Even the cookbook service is for the same “Company”, the best way to fulfill the requirements is to add a new tenant.

Remember: The Interceptor-Mode ist tenant based, not client based! Luckily the providers are, too.

Add this new tenant to the cookbooks namespace:

---
apiVersion: "uitsmijter.io/v1"
kind: Tenant
metadata:
  name: cookbook
spec:
  hosts:
    - cookbooks.example.com
  interceptor:
    enabled: true
    domain: login.example.com
    cookie: .example.com
  providers:
    - |
      class UserLoginProvider {
        isLoggedIn = false;
        profile = {};
        role = null;
        constructor(credentials) {
          fetch(`http://checkcredentials.checkcredentials.svc.cluster.local/validate-login`, {
            method: "post",
            body: { username: credentials.username, passwordHash: sha256(credentials.password) }
          }).then((result) => {
            var subject = {};
            profile = JSON.parse(result.body);
            if (result.code === 200 && profile.role.indexOf('partner') > -1) {
              this.isLoggedIn = true;
              this.role = profile.role;
              subject = {subject: profile.userId};
            }
            commit(result.code, subject);
          }); 
        }
        get canLogin() { return this.isLoggedIn; }
        get userProfile() { return this.profile; }
        get role() { return this.role; }
      }      
    - |
      class UserValidationProvider {
        isValid = false;
        constructor(args) {
          fetch(`http://checkcredentials.checkcredentials.svc.cluster.local/validate-user`, {
            method: "post",
            body: { username: args.username }
          }).then((result) => {
            response = JSON.parse(result.body);
            if (result.code === 200 && response.isDeleted === false) {
              this.isValid = true;
            }
            commit(this.isValid);
          }); 
        }
        get isValid() { return this.isValid; }
      }      

Two changes are made.
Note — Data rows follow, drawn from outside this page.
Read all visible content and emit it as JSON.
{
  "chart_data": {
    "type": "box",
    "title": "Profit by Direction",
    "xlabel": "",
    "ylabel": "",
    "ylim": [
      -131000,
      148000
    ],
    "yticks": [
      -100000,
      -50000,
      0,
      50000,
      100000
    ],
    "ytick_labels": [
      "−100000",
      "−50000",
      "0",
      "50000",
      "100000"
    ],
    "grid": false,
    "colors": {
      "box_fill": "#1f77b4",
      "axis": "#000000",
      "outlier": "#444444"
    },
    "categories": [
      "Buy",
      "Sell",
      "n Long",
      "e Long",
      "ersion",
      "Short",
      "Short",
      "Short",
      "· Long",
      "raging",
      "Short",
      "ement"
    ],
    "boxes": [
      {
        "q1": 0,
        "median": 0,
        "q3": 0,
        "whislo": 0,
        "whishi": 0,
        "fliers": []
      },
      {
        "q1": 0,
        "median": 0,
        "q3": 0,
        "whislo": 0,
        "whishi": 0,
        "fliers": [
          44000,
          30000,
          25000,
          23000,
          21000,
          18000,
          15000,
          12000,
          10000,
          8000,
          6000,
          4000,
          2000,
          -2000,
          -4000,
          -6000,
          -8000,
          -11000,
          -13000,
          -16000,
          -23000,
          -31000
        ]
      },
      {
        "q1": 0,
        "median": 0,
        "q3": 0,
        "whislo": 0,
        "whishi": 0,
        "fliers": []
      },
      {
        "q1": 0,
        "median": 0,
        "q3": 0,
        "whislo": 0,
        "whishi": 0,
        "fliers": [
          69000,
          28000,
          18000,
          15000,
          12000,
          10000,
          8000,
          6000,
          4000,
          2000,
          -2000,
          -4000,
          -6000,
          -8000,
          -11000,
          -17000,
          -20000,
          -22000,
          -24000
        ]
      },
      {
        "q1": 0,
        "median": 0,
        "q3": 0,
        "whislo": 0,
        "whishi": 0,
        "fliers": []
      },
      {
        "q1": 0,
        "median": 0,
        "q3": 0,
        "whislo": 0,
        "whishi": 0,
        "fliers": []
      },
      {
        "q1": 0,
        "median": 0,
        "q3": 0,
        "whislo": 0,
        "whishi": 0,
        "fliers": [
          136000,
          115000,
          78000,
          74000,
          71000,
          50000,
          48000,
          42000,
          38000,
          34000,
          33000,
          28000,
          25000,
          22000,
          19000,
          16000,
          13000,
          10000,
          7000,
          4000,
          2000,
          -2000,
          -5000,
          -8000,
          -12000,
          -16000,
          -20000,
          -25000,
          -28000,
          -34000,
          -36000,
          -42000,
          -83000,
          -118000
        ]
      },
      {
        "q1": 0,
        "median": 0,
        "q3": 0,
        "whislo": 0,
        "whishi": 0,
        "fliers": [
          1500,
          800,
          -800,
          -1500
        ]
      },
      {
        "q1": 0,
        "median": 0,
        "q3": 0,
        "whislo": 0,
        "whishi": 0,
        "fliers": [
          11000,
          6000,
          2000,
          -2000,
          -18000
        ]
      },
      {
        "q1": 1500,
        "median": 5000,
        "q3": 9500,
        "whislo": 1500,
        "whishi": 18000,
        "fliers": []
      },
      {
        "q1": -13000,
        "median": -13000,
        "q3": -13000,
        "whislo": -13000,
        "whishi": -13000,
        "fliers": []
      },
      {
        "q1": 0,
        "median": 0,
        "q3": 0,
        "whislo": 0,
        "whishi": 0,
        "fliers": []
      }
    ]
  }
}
First interceptor.enabled is set to true. This allows a request to pass the middleware if the label is set to the ingress. Secondly, we only allow users with a partner role to get access on this tenant. That is made by a change in the provider script: profile.role.indexOf('partner') > -1.

Save the file as cookbook-tenant.yaml and apply it to the cookbooks namespace:

kubectl apply -n cookbooks -f cookbook-tenant.yaml 

Because the Interceptor-Mode enabler and the UserLoginProvider is set at tenant level, we do not need to declare a client.

Ingress

Since the interceptor is marked with enabled: true, we only have to connect the ingress with Uitsmijter. Open the ingress file for the cookbook service and add one line.

apiVersion: networking.k8s.io/v1
kind: Ingress

metadata:
  name: design-cookbook
  annotations:
    traefik.ingress.kubernetes.io/router.entrypoints: websecure
    traefik.ingress.kubernetes.io/router.tls: "true"
    traefik.ingress.kubernetes.io/router.middlewares: uitsmijter-forward-auth@kubernetescrd

spec:
  tls:
    - secretName: example.com
  rules:
    - host: cookbooks.example.com
      http:
        paths:
          - path: "/"
            pathType: Prefix
            backend:
              service:
                name: cookbook-webserver
                port:
                  number: 80

Important is the line: traefik.ingress.kubernetes.io/router.middlewares: uitsmijter-forward-auth@kubernetescrd. This connects the ingress with Uitsmijter and only logged-in users are allowed to access the page. If a user is not logged in, then the users’ client (browser) will be redirected to login.example.com and back after credentials are checked successfully.